Recensione di Il nome del figlio | Commedia familiare per Archibugi con un cast in prima linea
Recensione di Il nome del figlio: remake d’ispirazione francese, ancora una volta la commedia italiana pesca fuori dalle proprie idee, ma la Archibugi aggiorna la comicità corrosiva dell’originale con una versione pop di malinconica tenerezza
Se si esclude il fatto che Il nome del figlio sia stato già prodotto su altri lidi e con altro titolo (quelli francesi con la Cena tra amici di La Patellière e Delaporte) il lavoro di Francesca Archibugi potrebbe considerarsi un risveglio pop della commedia italiana. Una sorpresa del Bel Paese cinematografico pronta a pungerci col sarcasmo e a inquadrarci con affetto. Un film intelligente che parla di noi e ci sfila di dosso le mascherine che amiamo indossare: l’egoista buono, l’orgoglioso verace, l’opulento burlone o il finto ribelle che adora parlare di sé e di politica.
La verità però è che la storia esiste già dal 2012 (anzi da prima con la pièce Le prénom) e la cavillosa introduzione è obbligatoria, per rispetto a quei lavori d’Oltralpe verso i quali sempre più spesso andiamo a pescare, quasi fossimo destinati a rarissime eccezioni o all’eterno remake. Capita così che dentro la vitalità capitolina della versione italiana (Roma è qui citata, mostrata, romanzata in sottofondo) una sera cinque amici (l’intellettuale Lo Cascio, l’egocentrico Gassmann, la superficiale Ramazzotti, la trascurata Golino e il superiore Papaleo) si riuniscano a Cena, e che tra una battuta e l’altra il precario equilibrio che li lega sia sconquassato da uno scherzo innocente.
È la miccia Gassmann: il motore dell’azione, il perno su cui ruotano rospi indigesti, ostilità represse e gioie del passato. Ingredienti di base miscelati col guizzo dell’affiatato cast e giocati sul temperamento sanguigno dei legami più intimi e complicati. Amici di una vita, con il ruolo che abbiamo dato loro a dieci anni e il cambiamento che non vogliamo accettare.
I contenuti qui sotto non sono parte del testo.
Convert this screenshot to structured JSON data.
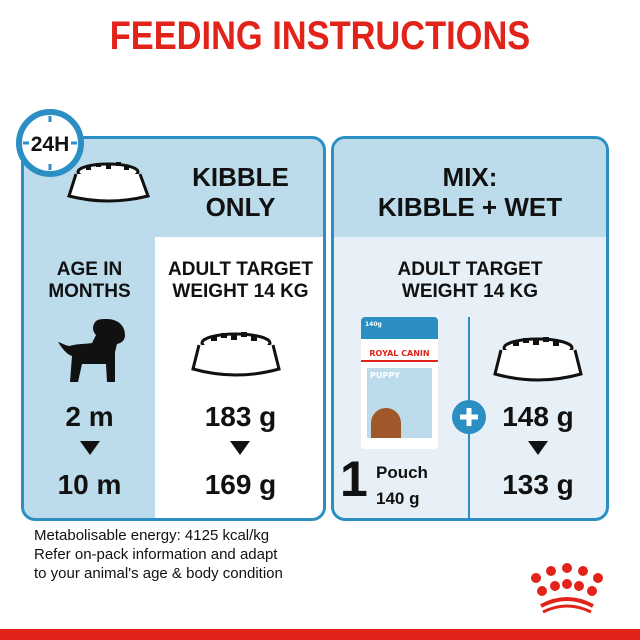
{
  "title": "FEEDING INSTRUCTIONS",
  "clock_label": "24H",
  "left": {
    "heading_line1": "KIBBLE",
    "heading_line2": "ONLY",
    "age_line1": "AGE IN",
    "age_line2": "MONTHS",
    "target_line1": "ADULT TARGET",
    "target_line2": "WEIGHT 14 KG",
    "age_start": "2 m",
    "age_end": "10 m",
    "grams_start": "183 g",
    "grams_end": "169 g"
  },
  "right": {
    "heading_line1": "MIX:",
    "heading_line2": "KIBBLE + WET",
    "target_line1": "ADULT TARGET",
    "target_line2": "WEIGHT 14 KG",
    "pouch_count": "1",
    "pouch_label": "Pouch",
    "pouch_weight": "140 g",
    "grams_start": "148 g",
    "grams_end": "133 g",
    "pouch_pack": {
      "weight": "140g",
      "brand": "ROYAL CANIN",
      "product": "PUPPY"
    }
  },
  "footer": {
    "line1": "Metabolisable energy: 4125 kcal/kg",
    "line2": "Refer on-pack information and adapt",
    "line3": "to your animal's age & body condition"
  },
  "colors": {
    "brand_red": "#e2231a",
    "accent_blue": "#2b8fc4",
    "panel_light": "#bcdbeb",
    "panel_pale": "#e7f0f6"
  }
}
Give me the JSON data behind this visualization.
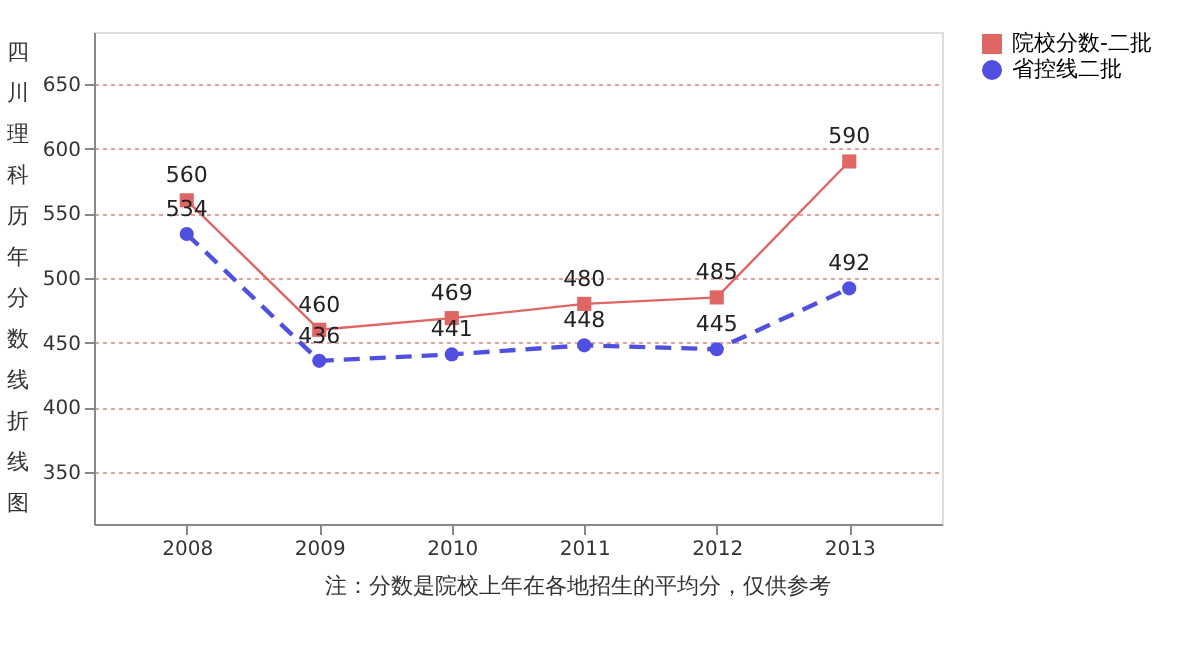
{
  "chart_data": {
    "type": "line",
    "ylabel": "四川理科历年分数线折线图",
    "annotations": [
      "注：分数是院校上年在各地招生的平均分，仅供参考"
    ],
    "categories": [
      "2008",
      "2009",
      "2010",
      "2011",
      "2012",
      "2013"
    ],
    "series": [
      {
        "name": "院校分数-二批",
        "color": "#e06666",
        "values": [
          560,
          460,
          469,
          480,
          485,
          590
        ],
        "marker": "square",
        "line_style": "solid"
      },
      {
        "name": "省控线二批",
        "color": "#5050e0",
        "values": [
          534,
          436,
          441,
          448,
          445,
          492
        ],
        "marker": "circle",
        "line_style": "dashed"
      }
    ],
    "ylim": [
      310,
      690
    ],
    "yticks": [
      350,
      400,
      450,
      500,
      550,
      600,
      650
    ],
    "grid": "y",
    "legend": "right",
    "data_labels": true
  }
}
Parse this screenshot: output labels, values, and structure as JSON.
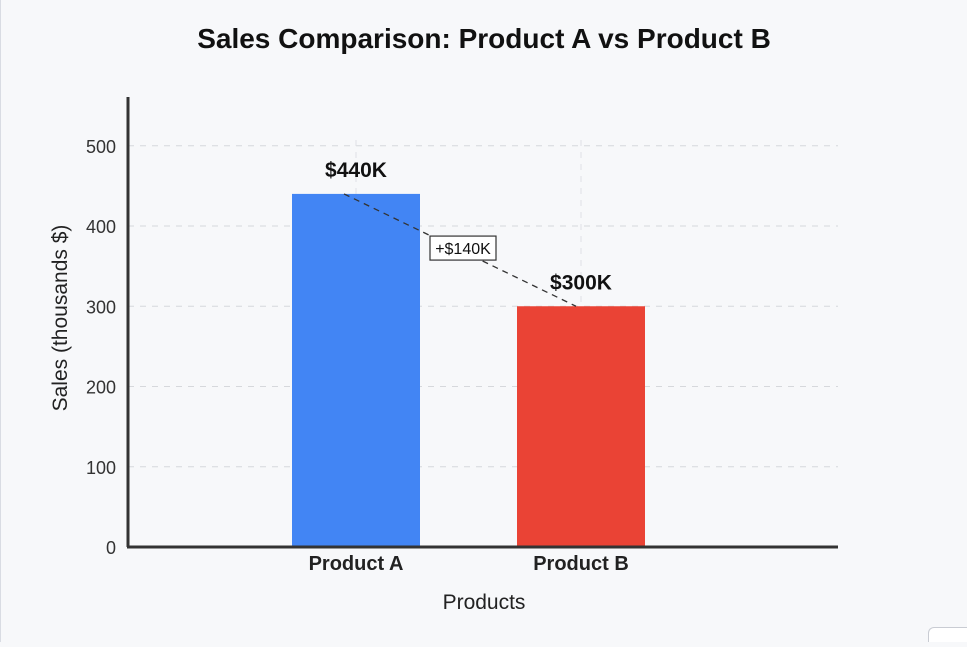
{
  "chart_data": {
    "type": "bar",
    "title": "Sales Comparison: Product A vs Product B",
    "xlabel": "Products",
    "ylabel": "Sales (thousands $)",
    "categories": [
      "Product A",
      "Product B"
    ],
    "values": [
      440,
      300
    ],
    "value_labels": [
      "$440K",
      "$300K"
    ],
    "bar_colors": [
      "#4285f4",
      "#ea4335"
    ],
    "ylim": [
      0,
      560
    ],
    "yticks": [
      0,
      100,
      200,
      300,
      400,
      500
    ],
    "grid": true,
    "annotation": {
      "text": "+$140K",
      "from": "Product A",
      "to": "Product B"
    }
  }
}
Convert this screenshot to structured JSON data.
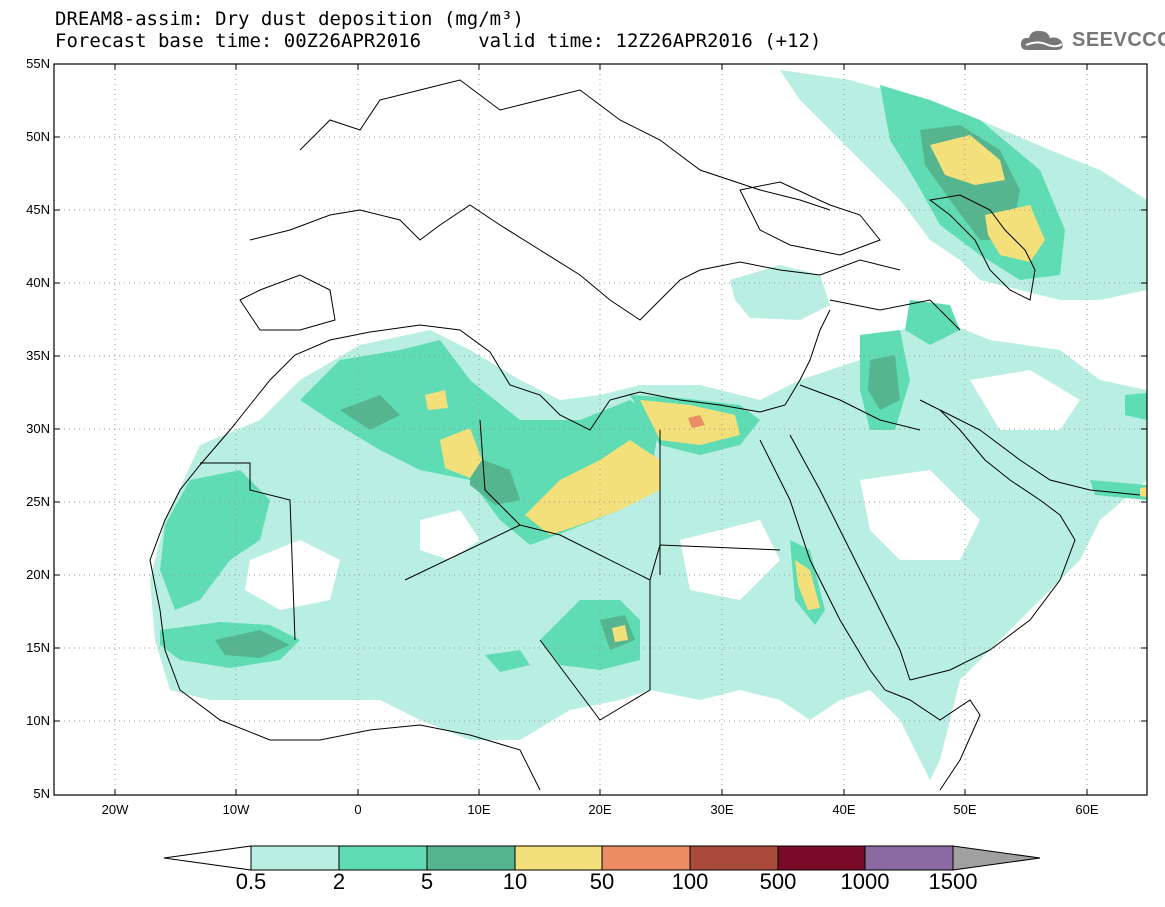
{
  "title_line1": "DREAM8-assim: Dry dust deposition (mg/m³)",
  "title_line2": "Forecast base time: 00Z26APR2016     valid time: 12Z26APR2016 (+12)",
  "logo_text": "SEEVCCC",
  "lat_labels": [
    "55N",
    "50N",
    "45N",
    "40N",
    "35N",
    "30N",
    "25N",
    "20N",
    "15N",
    "10N",
    "5N"
  ],
  "lon_labels": [
    "20W",
    "10W",
    "0",
    "10E",
    "20E",
    "30E",
    "40E",
    "50E",
    "60E"
  ],
  "colorbar": {
    "levels": [
      "0.5",
      "2",
      "5",
      "10",
      "50",
      "100",
      "500",
      "1000",
      "1500"
    ],
    "colors": [
      "#b9eee3",
      "#5fdcb4",
      "#55b58f",
      "#f4e07a",
      "#ea8c64",
      "#a94a3b",
      "#7a0a28",
      "#8a6aa0"
    ],
    "under_color": "#ffffff",
    "over_color": "#a0a0a0"
  },
  "dust_colors": {
    "c1": "#b9eee3",
    "c2": "#5fdcb4",
    "c3": "#55b58f",
    "c4": "#f4e07a",
    "c5": "#ea8c64"
  }
}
Siamo noi, serviti nelle pietanze di un banchetto a porte chiuse a cui partecipiamo silenti, quasi a spiare una rimpatriata coi nostri vizi e le nostre virtù, vittime e carnefici di quella nostalgia canaglia che pervade l’intera opera.
Il corrosivo umorismo francese qui attecchisce su ritmi meno serrati, alla dialettica si preferiscono i flashback (anche se alcune battute sono riprese dall’originale, letteralmente) e dentro le vite dei cinque mordaci protagonisti ci sono più stereotipi che personalità. Tuttavia le mani della Archibugi e di Francesco Piccolo (sceneggiatore) aggiornano la struttura graffiante e epidermica del lavoro francese con una sociologia più dettagliata e malinconica, con una tenerezza superiore nel finale e con la drammaticità (anche) narrante della Ramazzotti. Si danza ne Il nome del figlio, sulle note di Lucio Dalla, sull’affetto e sul perdono, sui segreti e sulle acredini, fino a fermare la musica e a fissare la camera nelle brevi sequenze di bianco e nero, che ci interrogano su chi siamo o chi vorremmo essere. Forse (a sentire la regista) “ritratti rinascimentali in movimento”, forse si poteva eliminare quel tratto di trivialità superflua e la musica invadente d’inizio, ma in sala arriva molto di peggio.